Alternatives to process isolation?

32 views
Skip to first unread message

ivan

unread,
Jan 23, 2013, 11:55:14 AM1/23/13
to stanford-...@googlegroups.com
It seems many approaches involve sandboxing applications. Wether it's a browser process, an assembly sandbox ,or an isolated process like in singularity, so on. I was wondering if there are alternatives to sandboxing to prevent cases for example, where a virus simply modifies the executables. Even if the process is sandboxed, if it has disk permissions the sandbox doesn't prevent it from maliciously modifying files. I was thinking if there have been experiments monitoring the footprint of an application (memory, channels used, typical read writes ,etc) and seeing if the pattern changes to flag the process. 

Deian Stefan

unread,
Jan 24, 2013, 8:23:10 PM1/24/13
to stanford-...@googlegroups.com
There definitely has been research on this end.

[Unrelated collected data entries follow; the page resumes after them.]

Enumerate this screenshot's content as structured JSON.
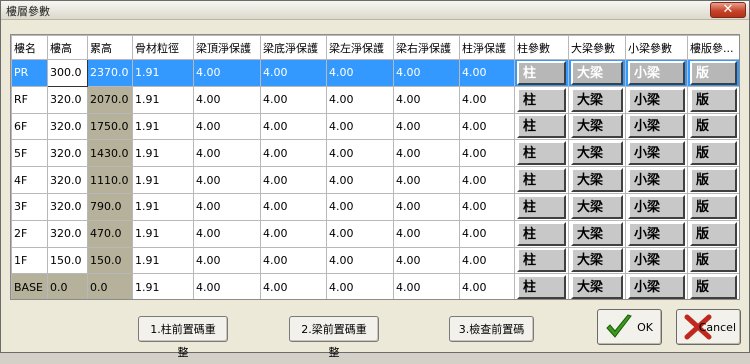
{
  "window": {
    "title": "樓層參數",
    "close_glyph": "✕"
  },
  "grid": {
    "headers": [
      "樓名",
      "樓高",
      "累高",
      "骨材粒徑",
      "梁頂淨保護",
      "梁底淨保護",
      "梁左淨保護",
      "梁右淨保護",
      "柱淨保護",
      "柱參數",
      "大梁參數",
      "小梁參數",
      "樓版參..."
    ],
    "rows": [
      {
        "name": "PR",
        "height": "300.0",
        "cum": "2370.0",
        "agg": "1.91",
        "top": "4.00",
        "bot": "4.00",
        "left": "4.00",
        "right": "4.00",
        "col": "4.00",
        "b1": "柱",
        "b2": "大梁",
        "b3": "小梁",
        "b4": "版"
      },
      {
        "name": "RF",
        "height": "320.0",
        "cum": "2070.0",
        "agg": "1.91",
        "top": "4.00",
        "bot": "4.00",
        "left": "4.00",
        "right": "4.00",
        "col": "4.00",
        "b1": "柱",
        "b2": "大梁",
        "b3": "小梁",
        "b4": "版"
      },
      {
        "name": "6F",
        "height": "320.0",
        "cum": "1750.0",
        "agg": "1.91",
        "top": "4.00",
        "bot": "4.00",
        "left": "4.00",
        "right": "4.00",
        "col": "4.00",
        "b1": "柱",
        "b2": "大梁",
        "b3": "小梁",
        "b4": "版"
      },
      {
        "name": "5F",
        "height": "320.0",
        "cum": "1430.0",
        "agg": "1.91",
        "top": "4.00",
        "bot": "4.00",
        "left": "4.00",
        "right": "4.00",
        "col": "4.00",
        "b1": "柱",
        "b2": "大梁",
        "b3": "小梁",
        "b4": "版"
      },
      {
        "name": "4F",
        "height": "320.0",
        "cum": "1110.0",
        "agg": "1.91",
        "top": "4.00",
        "bot": "4.00",
        "left": "4.00",
        "right": "4.00",
        "col": "4.00",
        "b1": "柱",
        "b2": "大梁",
        "b3": "小梁",
        "b4": "版"
      },
      {
        "name": "3F",
        "height": "320.0",
        "cum": "790.0",
        "agg": "1.91",
        "top": "4.00",
        "bot": "4.00",
        "left": "4.00",
        "right": "4.00",
        "col": "4.00",
        "b1": "柱",
        "b2": "大梁",
        "b3": "小梁",
        "b4": "版"
      },
      {
        "name": "2F",
        "height": "320.0",
        "cum": "470.0",
        "agg": "1.91",
        "top": "4.00",
        "bot": "4.00",
        "left": "4.00",
        "right": "4.00",
        "col": "4.00",
        "b1": "柱",
        "b2": "大梁",
        "b3": "小梁",
        "b4": "版"
      },
      {
        "name": "1F",
        "height": "150.0",
        "cum": "150.0",
        "agg": "1.91",
        "top": "4.00",
        "bot": "4.00",
        "left": "4.00",
        "right": "4.00",
        "col": "4.00",
        "b1": "柱",
        "b2": "大梁",
        "b3": "小梁",
        "b4": "版"
      },
      {
        "name": "BASE",
        "height": "0.0",
        "cum": "0.0",
        "agg": "1.91",
        "top": "4.00",
        "bot": "4.00",
        "left": "4.00",
        "right": "4.00",
        "col": "4.00",
        "b1": "柱",
        "b2": "大梁",
        "b3": "小梁",
        "b4": "版"
      }
    ]
  },
  "footer": {
    "reset_column_label": "1.柱前置碼重整",
    "reset_beam_label": "2.梁前置碼重整",
    "check_label": "3.檢查前置碼",
    "ok_label": "OK",
    "cancel_label": "Cancel"
  },
  "colors": {
    "selected_row": "#3399ff",
    "tan_cell": "#b5b19a",
    "ok_check": "#3a9a1a",
    "cancel_x": "#c0281e"
  },
  "icons": {
    "ok": "green-checkmark-icon",
    "cancel": "red-x-icon"
  }
}
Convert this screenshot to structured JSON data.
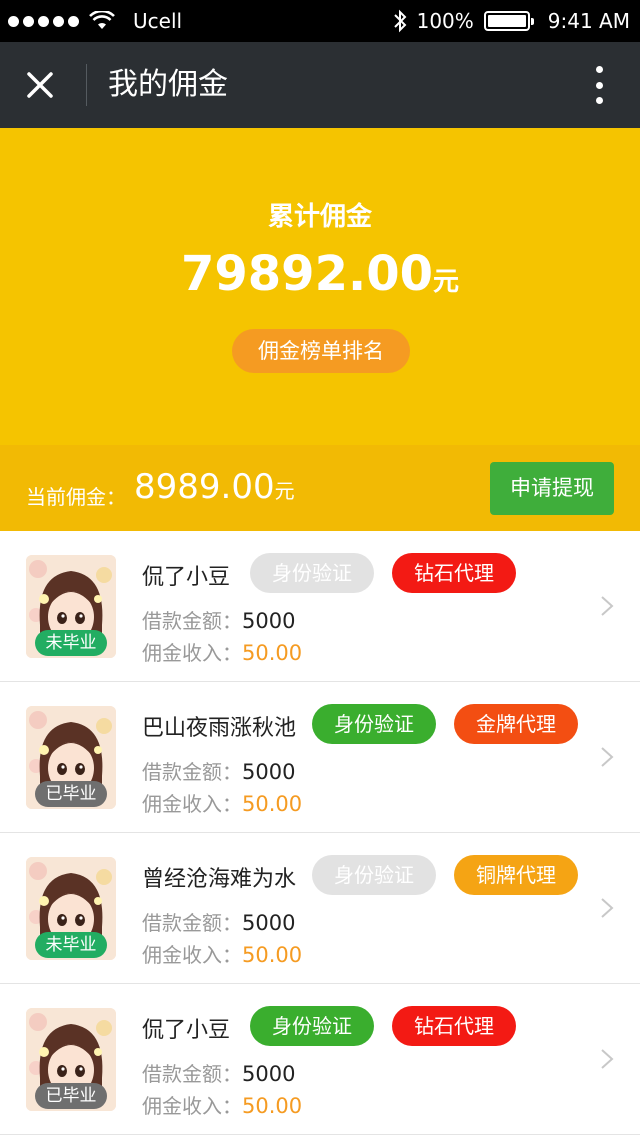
{
  "status_bar": {
    "carrier": "Ucell",
    "battery_percent": "100%",
    "time": "9:41 AM",
    "battery_level": 1.0
  },
  "nav": {
    "title": "我的佣金",
    "close_icon": "close-icon",
    "more_icon": "more-vertical-icon"
  },
  "summary": {
    "total_label": "累计佣金",
    "total_value": "79892.00",
    "total_unit": "元",
    "rank_button": "佣金榜单排名",
    "current_label": "当前佣金：",
    "current_value": "8989.00",
    "current_unit": "元",
    "withdraw_button": "申请提现"
  },
  "colors": {
    "header_yellow": "#f5c400",
    "current_bar_yellow": "#f2ba04",
    "rank_orange": "#f59b22",
    "withdraw_green": "#3fae3b",
    "nav_dark": "#2b2f33"
  },
  "list": {
    "items": [
      {
        "name": "侃了小豆",
        "grad_status": "未毕业",
        "grad_color": "green",
        "id_tag": "身份验证",
        "id_tag_style": "gray",
        "level_tag": "钻石代理",
        "level_tag_style": "red",
        "loan_label": "借款金额：",
        "loan_value": "5000",
        "income_label": "佣金收入：",
        "income_value": "50.00"
      },
      {
        "name": "巴山夜雨涨秋池",
        "grad_status": "已毕业",
        "grad_color": "gray",
        "id_tag": "身份验证",
        "id_tag_style": "green",
        "level_tag": "金牌代理",
        "level_tag_style": "orange-red",
        "loan_label": "借款金额：",
        "loan_value": "5000",
        "income_label": "佣金收入：",
        "income_value": "50.00"
      },
      {
        "name": "曾经沧海难为水",
        "grad_status": "未毕业",
        "grad_color": "green",
        "id_tag": "身份验证",
        "id_tag_style": "gray",
        "level_tag": "铜牌代理",
        "level_tag_style": "orange",
        "loan_label": "借款金额：",
        "loan_value": "5000",
        "income_label": "佣金收入：",
        "income_value": "50.00"
      },
      {
        "name": "侃了小豆",
        "grad_status": "已毕业",
        "grad_color": "gray",
        "id_tag": "身份验证",
        "id_tag_style": "green",
        "level_tag": "钻石代理",
        "level_tag_style": "red",
        "loan_label": "借款金额：",
        "loan_value": "5000",
        "income_label": "佣金收入：",
        "income_value": "50.00"
      }
    ]
  }
}
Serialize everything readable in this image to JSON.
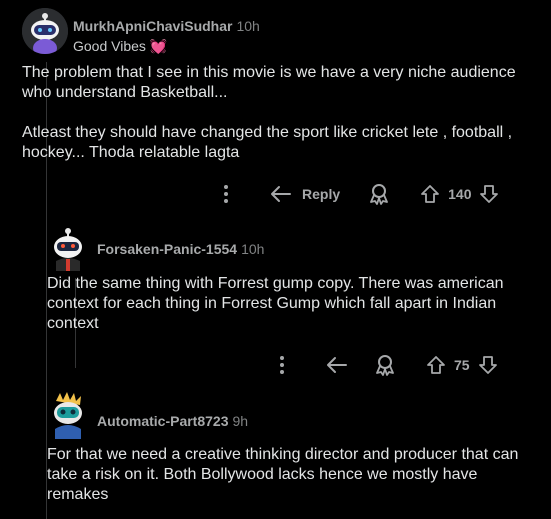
{
  "comments": [
    {
      "username": "MurkhApniChaviSudhar",
      "age": "10h",
      "flair_text": "Good Vibes",
      "flair_emoji": "💓",
      "body": [
        "The problem that I see in this movie is we have a very niche audience who understand Basketball...",
        "Atleast they should have changed the sport like cricket lete , football , hockey... Thoda relatable lagta"
      ],
      "reply_label": "Reply",
      "score": "140"
    },
    {
      "username": "Forsaken-Panic-1554",
      "age": "10h",
      "body": [
        "Did the same thing with Forrest gump copy. There was american context for each thing in Forrest Gump which fall apart in Indian context"
      ],
      "score": "75"
    },
    {
      "username": "Automatic-Part8723",
      "age": "9h",
      "body": [
        "For that we need a creative thinking director and producer that can take a risk on it. Both Bollywood lacks hence we mostly have remakes"
      ]
    }
  ],
  "icons": {
    "more": "more-options-icon",
    "reply": "reply-arrow-icon",
    "award": "award-icon",
    "upvote": "upvote-icon",
    "downvote": "downvote-icon"
  },
  "colors": {
    "background": "#000000",
    "text": "#e3e5e6",
    "muted": "#818384",
    "icon": "#a6a8aa",
    "thread_line": "#343536"
  }
}
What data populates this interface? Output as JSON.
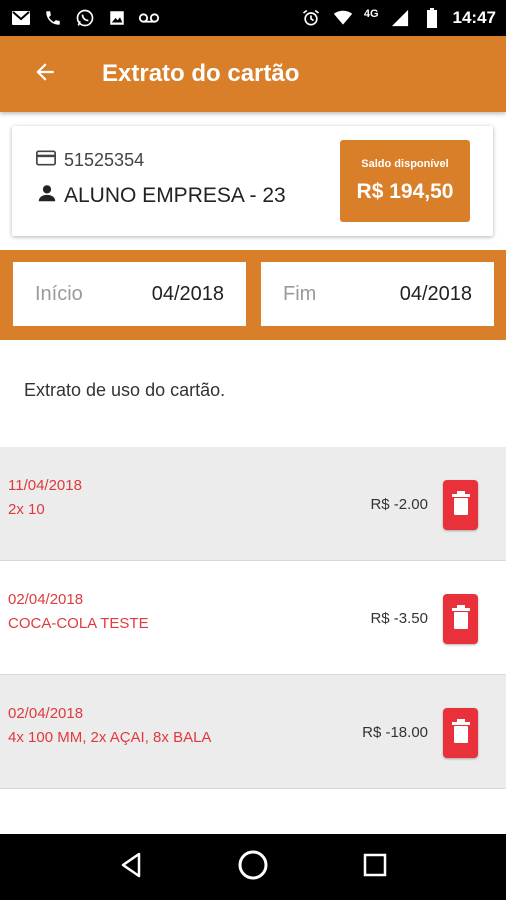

1. Network intrusion detection systems that go beyond the functionality of Snort (effectively pattern-matching)  sometimes monitor features of the system (e.g., network traffic behavior) and try to detect anomalous behavior.

2. IFC systems let you enforce stronger policies than can/cannot write to disk. For example, you can make sure that if the process has read from the network (and thus may be influenced by untrusted parties) it can no longer write to disk.

An interesting paper that may be worth looking it is Dynamic Taint Analysis: Automatic Detection, Analysis, and Signature Generation of Exploit Attacks on Commodity Software. They use taint tracking to make sure that data from untrusted sources, such as the network, cannot affect trustworthy sinks, such as system call arguments.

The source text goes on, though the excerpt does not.